Желязны Роджер
Кладбище слонов
Они танцевали…
…На Балу Столетия…
…На Балу Тысячелетия…
…На самом волшебном из всех Балов…
…И ему хотелось сокрушить ее, разорвать на куски…
Мур не видел павильона, по которому он двигался в танце, не замечал сотен безликих теней, скользящих вокруг, не удостаивал вниманием разноцветные светящиеся шары, проплывающие над головой.
Он не ощущал запахов, кроме одного — первобытного запаха вечнозеленого реликта Рождественских времен, который медленно вращался на пьедестале в центре зала, роняя несгораемые иголки.
Все казалось далеким, отстраненным, пережитым. Ушедшим.
Еще несколько минут, и наступит Двухтысячный…
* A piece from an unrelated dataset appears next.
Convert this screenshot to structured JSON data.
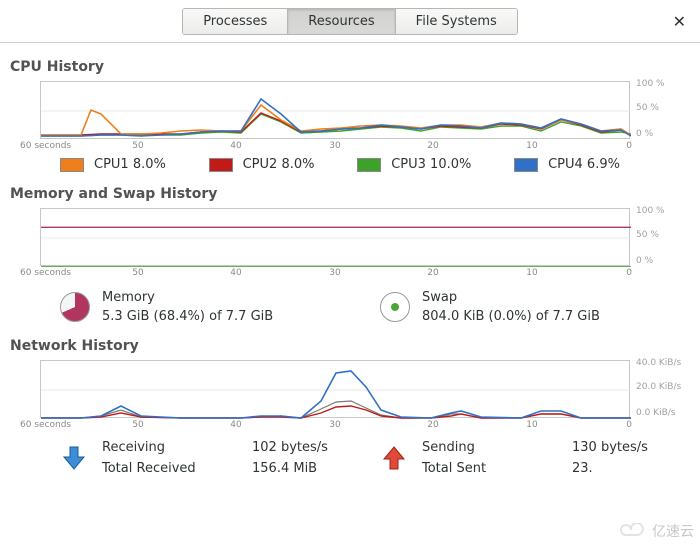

Леота трепетала на сгибе его руки, как стрела на сгибе туго натянутого лука, и ему хотелось сломать эту стрелу или выпустить — не целясь, наугад, лишь бы из глаз — прекрасных зеленовато-серых глаз исчезло самадхи, или близорукость, или что бы там ни было… Она следовала его неуклюжим движениям столь совершенно, что ему казалось, будто, соприкасаясь с ним, она читает его мысли. Особенно его сводило с ума ее дыхание — жарким влажным обручем охватывая шею, оно проникало под смокинг, словно невидимая инфекция, — каждый раз, когда Леота приближала к нему лицо и говорила что-то по-французски. Этого языка он еще не знал, а потому отвечал невпопад: «C'est vrai», или «Черт!», или и то, и другое, — и пытался сокрушить ее девственную белизну под черным шелком, и она снова превращалась в трепещущую стрелу. Но она танцевала с ним, и это был самый большой его успех за минувший год, равный одному ее дню.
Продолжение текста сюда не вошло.